According to Gifford, DDOT contends that on game days, the cars leaving a nearby parking garage pose safety hazard to diners in the streatery. But there has never been a safety issue during its two-year existence, he said.
“Now it seems like DDOT is jumping through hoops to try to find Jersey walls to get put in place so that we can use it tomorrow,” he said, and it could mean the streatery has to be reduced a bit.
WTOP has contacted Mayor Muriel Bowser’s office for comment.
And for this weekend, at least, the patio will be closed to customers.
Walters had been taking reservations for this eagerly anticipated weekend, as the Nats host the New York Mets.
“Nothing’s been canceled yet,” Gifford said, “because I don’t want to be the one that has to call a bunch of people and tell them that they can’t come and sit on the streatery that they booked their reservation for two months ago.”

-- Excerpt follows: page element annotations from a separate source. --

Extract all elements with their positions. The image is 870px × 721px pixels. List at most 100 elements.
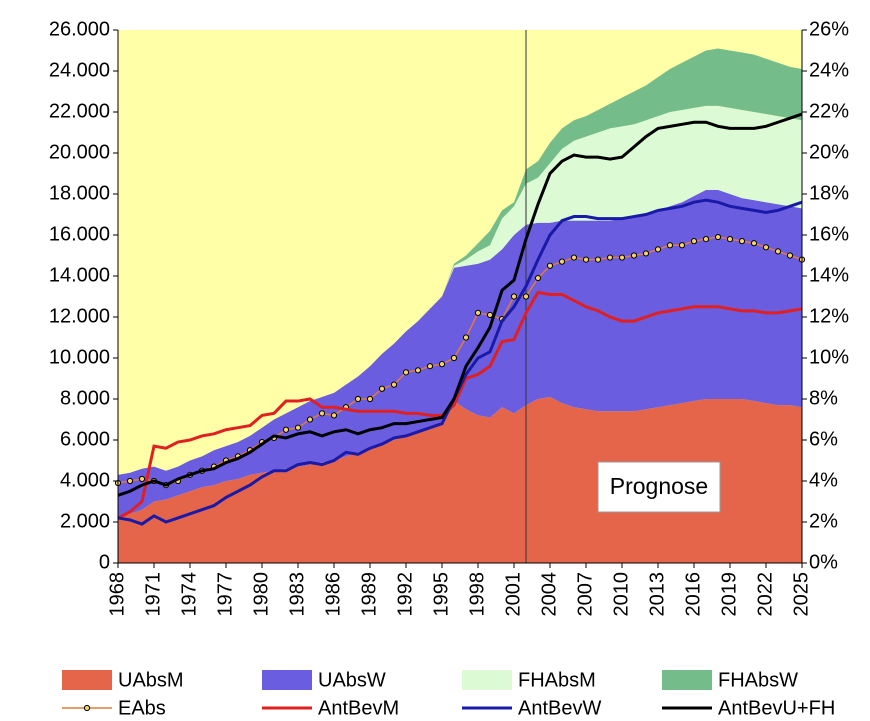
marker (366, 395, 374, 403)
y2-tick-label: 12% (809, 305, 849, 327)
legend-label: AntBevW (518, 697, 601, 719)
y2-tick-label: 24% (809, 59, 849, 81)
x-tick-label: 2001 (502, 572, 524, 617)
x-tick-label: 1995 (430, 572, 452, 617)
y-tick-label: 14.000 (49, 264, 110, 286)
marker (630, 252, 638, 259)
marker (726, 236, 734, 243)
x-tick-label: 2022 (754, 572, 776, 617)
marker (426, 363, 434, 370)
marker (306, 416, 314, 423)
legend-label: FHAbsM (518, 669, 596, 691)
marker (378, 385, 386, 392)
marker (534, 274, 542, 282)
y-tick-label: 6.000 (60, 428, 110, 450)
marker (786, 252, 794, 259)
legend-label: UAbsW (318, 669, 386, 691)
y2-tick-label: 8% (809, 387, 838, 409)
y2-tick-label: 2% (809, 510, 838, 532)
x-tick-label: 1974 (178, 572, 200, 617)
x-tick-label: 2019 (718, 572, 740, 617)
legend-label: AntBevU+FH (718, 697, 835, 719)
marker (462, 334, 470, 341)
marker (558, 258, 566, 265)
y2-tick-label: 26% (809, 18, 849, 40)
marker (738, 238, 746, 245)
legend-swatch (62, 670, 112, 690)
x-tick-label: 1977 (214, 572, 236, 617)
x-tick-label: 2004 (538, 572, 560, 617)
y2-tick-label: 4% (809, 469, 838, 491)
x-tick-label: 1971 (142, 572, 164, 617)
legend-swatch (662, 670, 712, 690)
line (117, 290, 803, 520)
y2-tick-label: 6% (809, 428, 838, 450)
x-tick-label: 2010 (610, 572, 632, 617)
marker (594, 256, 602, 263)
area (118, 396, 802, 563)
marker (642, 250, 650, 257)
x-tick-label: 1968 (106, 572, 128, 617)
y-tick-label: 0 (99, 551, 110, 573)
marker (570, 254, 578, 261)
y-tick-label: 20.000 (49, 141, 110, 163)
marker (618, 254, 626, 261)
y2-tick-label: 20% (809, 141, 849, 163)
y2-tick-label: 14% (809, 264, 849, 286)
x-tick-label: 1992 (394, 572, 416, 617)
marker (606, 254, 614, 261)
y-tick-label: 8.000 (60, 387, 110, 409)
x-tick-label: 1980 (250, 572, 272, 617)
x-tick-label: 1983 (286, 572, 308, 617)
marker (438, 361, 446, 368)
y-tick-label: 22.000 (49, 100, 110, 122)
marker (774, 248, 782, 255)
y2-tick-label: 22% (809, 100, 849, 122)
y2-tick-label: 18% (809, 182, 849, 204)
marker (546, 262, 554, 269)
annotation-box (597, 461, 721, 513)
marker (762, 244, 770, 251)
y2-tick-label: 0% (809, 551, 838, 573)
marker (654, 246, 662, 253)
marker (282, 426, 290, 433)
y2-tick-label: 16% (809, 223, 849, 245)
y2-tick-label: 10% (809, 346, 849, 368)
x-tick-label: 2007 (574, 572, 596, 617)
marker (126, 477, 134, 485)
marker (474, 309, 482, 316)
x-tick-label: 2025 (790, 572, 812, 617)
annotation: Prognose (610, 473, 708, 499)
legend-swatch (462, 670, 512, 690)
x-tick-label: 1986 (322, 572, 344, 617)
marker (522, 293, 530, 300)
y-tick-label: 18.000 (49, 182, 110, 204)
y-tick-label: 4.000 (60, 469, 110, 491)
line (117, 236, 803, 486)
marker (138, 475, 146, 483)
marker (294, 424, 302, 431)
marker (450, 354, 458, 362)
y-tick-label: 26.000 (49, 18, 110, 40)
legend-label: AntBevM (318, 697, 399, 719)
marker (702, 236, 710, 243)
legend-label: EAbs (118, 697, 166, 719)
line (117, 112, 803, 497)
marker (690, 238, 698, 245)
marker (354, 395, 362, 403)
marker (330, 412, 338, 419)
legend-swatch (262, 670, 312, 690)
marker (510, 293, 518, 300)
y-tick-label: 2.000 (60, 510, 110, 532)
marker (750, 240, 758, 247)
x-tick-label: 1998 (466, 572, 488, 617)
legend-marker (83, 704, 91, 712)
marker (414, 367, 422, 374)
area (118, 48, 802, 475)
marker (390, 381, 398, 388)
y-tick-label: 24.000 (49, 59, 110, 81)
legend-label: FHAbsW (718, 669, 798, 691)
x-tick-label: 2013 (646, 572, 668, 617)
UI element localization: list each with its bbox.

DDOT’s action close to Opening Day follows last month’s deadly crash in which a driver struck and killed two diners outside a restaurant along Connecticut Avenue Northwest. Gifford pointed out that game day traffic is generally slower than on non-game days.
“I don’t disagree that cars going 40 miles an hour past people sitting in the street could potentially be dangerous,” he said. “I contend that on game day people aren’t going 40 miles an hour because it’s congested.”
DDOT should have given them more time to come up with a solution, he said.
“DDOT admits they dropped the ball,” Gifford said. “Unfortunately, they dropped the ball on my eight employees that were supposed to come to work tomorrow, the 35 to 40 reservations of four to six people each — and, you know, $100,000 in revenue that would have been derived this weekend off of the streatery that was licensed and permitted and approved by the city.”
D.C. Council member Charles Allen, who represents Ward 6, has intervened on Walters’ behalf. Allen said he has spoken with DDOT’s director and asked for a better solution, and added that streateries are great for local businesses and for customers.